Today, the basilica is one of the most visited places in Paris. The building is unique and unmistakable: white, 83 metres high, with a huge two-storey portico, five domes (a large circular dome surrounded by its four lanterns) and a bell tower housing the largest bell in France, weighing 19 tonnes, while the interior is decorated with the largest mosaic in France.
An emblematic monument in Paris, the Sacré-Cœur Basilica can be visited every day free of charge. But its esplanade and harmonious stairways are equally stunning and offer a unique view of the city.
The main square of Montmartre is the beating heart of the district even though it is now one of the busiest places in Paris, overrun by street vendors, portrait painters and tourists looking for picturesque shots.

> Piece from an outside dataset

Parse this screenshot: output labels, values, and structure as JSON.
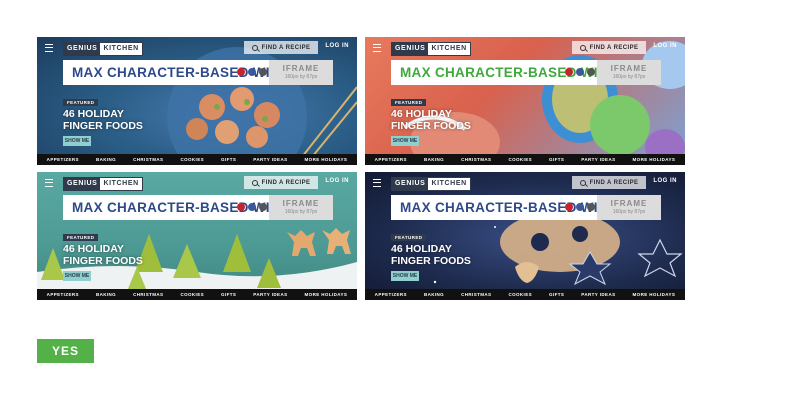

Nevertheless, it retains its charm thanks to the old buildings, the bohemian atmosphere that you can still imagine, the open-air cafés, the typical small restaurants and the many artists who display their paintings and who will offer you a caricature or a portrait. Observing this old corner of Paris is still an experience not to be missed.
The À la Mère Catherine restaurant, founded in 1793, overlooks the square. According to legend, the term ‘bistrot‘ was coined here. It is said that, in 1814, some Russian Cossacks stopped at this inn: to order drinks and urge the innkeepers to hurry up, they shouted ‘bystro!’, which in Cyrillic means ‘quickly, quickly’.
To get to the heart of Montmartre, the best way is definitely Rue Lepic, an uphill street dotted with cafés, galleries and quaint little shops, ideal for immersing yourself in neighbourhood life and observing the frenetic bustle of the area.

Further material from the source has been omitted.